A iminente mudança de entendimento do Supremo Tribunal Federal (STF) sobre o porte de drogas e a possível fixação de critérios para diferenciar o consumo próprio do tráfico de entorpecentes poderia levar à revisão de até 50% das apreensões por cannabis no Brasil. A conclusão é da pesquisa “Critérios Objetivos no Processamento Criminal por Tráfico de Drogas: Natureza e Quantidade de Drogas Apreendidas nos Processos dos Tribunais Estaduais de Justiça Comum”, realizado pelo Instituto de Pesquisa Econômica Aplicada (Ipea) e divulgado em maio deste ano. Segundo o estudo, que analisa o registro em ações penais dos tribunais estaduais, se estabelecida a faixa de quantidade para presunção de porte para uso entre 25 g e 100 g, entre 30% e 50% dos processos de tráfico relacionados à cannabis poderiam ser presumidos como porte para consumo pessoal. Ou seja, considerando a Lei de Drogas (11.343/2006), os indivíduos envolvidos estariam livres da pena privativa de liberdade, uma vez que a legislação atual não inclui essa punição para o consumo de entorpecentes.

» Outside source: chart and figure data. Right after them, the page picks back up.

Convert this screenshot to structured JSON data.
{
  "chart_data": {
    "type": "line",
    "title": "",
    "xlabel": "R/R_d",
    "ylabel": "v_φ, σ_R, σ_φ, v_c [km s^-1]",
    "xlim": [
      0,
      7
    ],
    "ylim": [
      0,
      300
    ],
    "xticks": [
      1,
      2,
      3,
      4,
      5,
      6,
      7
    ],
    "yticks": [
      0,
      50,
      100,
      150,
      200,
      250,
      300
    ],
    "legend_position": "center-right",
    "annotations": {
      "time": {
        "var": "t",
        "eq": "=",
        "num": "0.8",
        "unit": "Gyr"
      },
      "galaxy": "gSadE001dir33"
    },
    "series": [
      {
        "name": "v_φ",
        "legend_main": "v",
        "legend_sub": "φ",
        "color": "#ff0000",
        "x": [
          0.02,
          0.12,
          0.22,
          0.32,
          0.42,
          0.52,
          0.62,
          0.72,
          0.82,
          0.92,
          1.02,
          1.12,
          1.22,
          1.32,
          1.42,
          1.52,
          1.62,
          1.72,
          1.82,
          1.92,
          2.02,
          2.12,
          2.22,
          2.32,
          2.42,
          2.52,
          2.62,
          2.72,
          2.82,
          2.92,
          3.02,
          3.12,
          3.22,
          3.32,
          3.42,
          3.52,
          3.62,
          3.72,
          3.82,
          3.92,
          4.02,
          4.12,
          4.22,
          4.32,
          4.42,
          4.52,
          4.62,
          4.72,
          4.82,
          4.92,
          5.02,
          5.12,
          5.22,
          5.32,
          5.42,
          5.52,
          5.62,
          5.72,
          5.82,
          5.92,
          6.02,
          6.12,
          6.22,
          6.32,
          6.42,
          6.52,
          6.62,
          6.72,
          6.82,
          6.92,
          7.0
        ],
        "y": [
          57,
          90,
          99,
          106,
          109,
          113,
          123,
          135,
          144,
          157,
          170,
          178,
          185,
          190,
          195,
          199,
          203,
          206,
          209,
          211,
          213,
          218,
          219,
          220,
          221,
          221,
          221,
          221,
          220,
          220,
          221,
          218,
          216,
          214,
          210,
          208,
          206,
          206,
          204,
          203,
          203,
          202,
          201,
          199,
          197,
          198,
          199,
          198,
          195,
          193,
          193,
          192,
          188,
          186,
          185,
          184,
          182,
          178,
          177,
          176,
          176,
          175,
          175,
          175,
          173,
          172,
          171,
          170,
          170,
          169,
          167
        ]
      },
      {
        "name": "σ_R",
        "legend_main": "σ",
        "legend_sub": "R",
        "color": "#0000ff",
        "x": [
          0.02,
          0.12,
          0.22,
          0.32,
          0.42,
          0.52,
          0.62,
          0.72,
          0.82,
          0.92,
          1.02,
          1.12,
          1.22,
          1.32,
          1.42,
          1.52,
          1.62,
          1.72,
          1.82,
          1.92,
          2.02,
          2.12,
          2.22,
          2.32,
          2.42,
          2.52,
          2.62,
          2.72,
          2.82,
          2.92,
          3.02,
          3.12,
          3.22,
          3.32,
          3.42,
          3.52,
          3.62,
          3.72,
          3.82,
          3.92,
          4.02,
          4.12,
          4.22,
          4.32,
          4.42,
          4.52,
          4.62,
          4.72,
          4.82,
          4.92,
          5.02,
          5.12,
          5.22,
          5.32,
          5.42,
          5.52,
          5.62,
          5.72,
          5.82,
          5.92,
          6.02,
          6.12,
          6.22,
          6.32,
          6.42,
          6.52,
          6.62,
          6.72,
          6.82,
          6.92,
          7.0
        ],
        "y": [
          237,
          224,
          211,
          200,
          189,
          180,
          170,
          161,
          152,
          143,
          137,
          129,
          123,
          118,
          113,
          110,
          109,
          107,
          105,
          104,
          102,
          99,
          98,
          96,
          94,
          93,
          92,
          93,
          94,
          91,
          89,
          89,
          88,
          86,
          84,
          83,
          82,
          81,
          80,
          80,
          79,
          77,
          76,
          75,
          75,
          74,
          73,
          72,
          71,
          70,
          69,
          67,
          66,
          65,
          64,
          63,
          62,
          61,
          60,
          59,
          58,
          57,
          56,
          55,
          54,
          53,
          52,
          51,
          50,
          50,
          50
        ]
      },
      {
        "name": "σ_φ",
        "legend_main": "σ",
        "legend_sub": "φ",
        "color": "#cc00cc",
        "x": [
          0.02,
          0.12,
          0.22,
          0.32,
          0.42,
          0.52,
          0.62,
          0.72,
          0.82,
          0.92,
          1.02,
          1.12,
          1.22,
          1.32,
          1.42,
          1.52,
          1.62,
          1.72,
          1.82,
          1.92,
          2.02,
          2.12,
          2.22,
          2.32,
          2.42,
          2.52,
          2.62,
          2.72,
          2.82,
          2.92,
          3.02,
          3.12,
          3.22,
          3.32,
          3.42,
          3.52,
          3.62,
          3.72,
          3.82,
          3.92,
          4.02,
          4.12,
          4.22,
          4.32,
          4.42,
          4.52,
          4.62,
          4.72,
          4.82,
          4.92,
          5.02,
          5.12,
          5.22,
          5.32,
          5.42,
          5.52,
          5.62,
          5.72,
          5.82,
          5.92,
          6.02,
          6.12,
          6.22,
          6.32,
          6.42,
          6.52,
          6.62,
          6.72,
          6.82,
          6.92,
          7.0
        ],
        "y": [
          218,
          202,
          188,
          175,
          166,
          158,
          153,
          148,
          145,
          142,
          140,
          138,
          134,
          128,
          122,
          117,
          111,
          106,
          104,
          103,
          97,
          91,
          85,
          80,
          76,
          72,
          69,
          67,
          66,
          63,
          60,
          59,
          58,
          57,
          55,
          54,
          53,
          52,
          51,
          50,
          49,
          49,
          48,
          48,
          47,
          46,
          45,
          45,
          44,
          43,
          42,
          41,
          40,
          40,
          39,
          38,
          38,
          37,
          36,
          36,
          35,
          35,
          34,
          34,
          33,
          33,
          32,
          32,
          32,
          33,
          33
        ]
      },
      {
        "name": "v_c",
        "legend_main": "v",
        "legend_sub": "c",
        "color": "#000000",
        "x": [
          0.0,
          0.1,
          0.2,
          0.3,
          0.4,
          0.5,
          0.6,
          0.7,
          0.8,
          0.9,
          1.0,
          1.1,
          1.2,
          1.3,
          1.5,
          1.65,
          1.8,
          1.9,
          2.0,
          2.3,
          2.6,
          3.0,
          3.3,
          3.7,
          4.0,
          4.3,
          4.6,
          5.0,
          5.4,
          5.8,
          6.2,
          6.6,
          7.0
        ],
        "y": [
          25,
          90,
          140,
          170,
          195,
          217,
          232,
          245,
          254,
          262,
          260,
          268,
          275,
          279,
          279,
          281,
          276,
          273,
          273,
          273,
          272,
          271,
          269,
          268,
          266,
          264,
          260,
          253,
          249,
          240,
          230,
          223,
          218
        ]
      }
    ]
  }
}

A discussão sobre o tema ganha força com a retomada do julgamento do Recurso Extraordinário (RE) 635659, com repercussão geral reconhecida. O caso analisado se refere ao recurso da Defensoria Pública contra a prisão em flagrante de Francisco Benedito de Souza, que portava três gramas de maconha dentro do Centro de Detenção Provisória de Diadema. Até o momento, o STF soma pelo menos quatro votos favoráveis a algum tipo de liberação. O primeiro foi apresentado pelo relator, ministro Gilmar Mendes, em 2015, com parecer favorável à descriminalização de todos os tipos de drogas. Abrindo divergência, o ministro Luís Roberto Barroso se posicionou favorável à liberação apenas do porte de maconha, com a fixação de que até 25 gramas pode ser considerado porte para uso pessoal ou a plantação de até seis plantas fêmeas. Por sua vez, o ministro Edson Fachin considera a regra inconstitucional exclusivamente em relação à maconha, embora entenda que os parâmetros para diferenciar traficantes de usuários devem ser fixados. Já o ministro Alexandre de Moraes propôs a fixação de um critério nacional, também exclusivamente em relação à maconha, sendo de 25 a 60 gramas ou seis plantas cannabis fêmeas para uso pessoal.
O estudo do Ipea corrobora com esse entendimento e aponta que, no cenário nacional, há uma predominância de processos de tráfico relacionados a pequenas quantidades de maconha e de cocaína, casos em que seria possível presumir posse de drogas para uso pessoal se fossem adotados critérios objetivos de quantidade. “Os registros de quantidades de drogas nos processos são imprecisos, a ponto de não se saber se a substância foi pesada com ou sem o recipiente que a continha”, afirmam as pesquisadoras do Ipea Milena Karla Soares e Natalia Cardoso Amorim Maciel. Em suma, ainda que o Supremo defina pela descriminalização do porte de drogas e estabeleça critérios para diferenciar o consumo do tráfico de entorpecentes, para que ocorra a revisão das apreensões e casos julgados caberá a cada indivíduo detido apresentar um recurso à Justiça, solicitando revisão da pena, explica a advogada Thaís Molina Pinheiro, especialista em direito penal e pós-graduada em processo penal pela Universidade de Coimbra. “Quem tiver antecedentes por tráfico de drogas, mas se enquadrar na definição legal de porte para uso pessoal também poderá ingressar com uma revisão criminal para que não conste mais a condenação”, concluiu.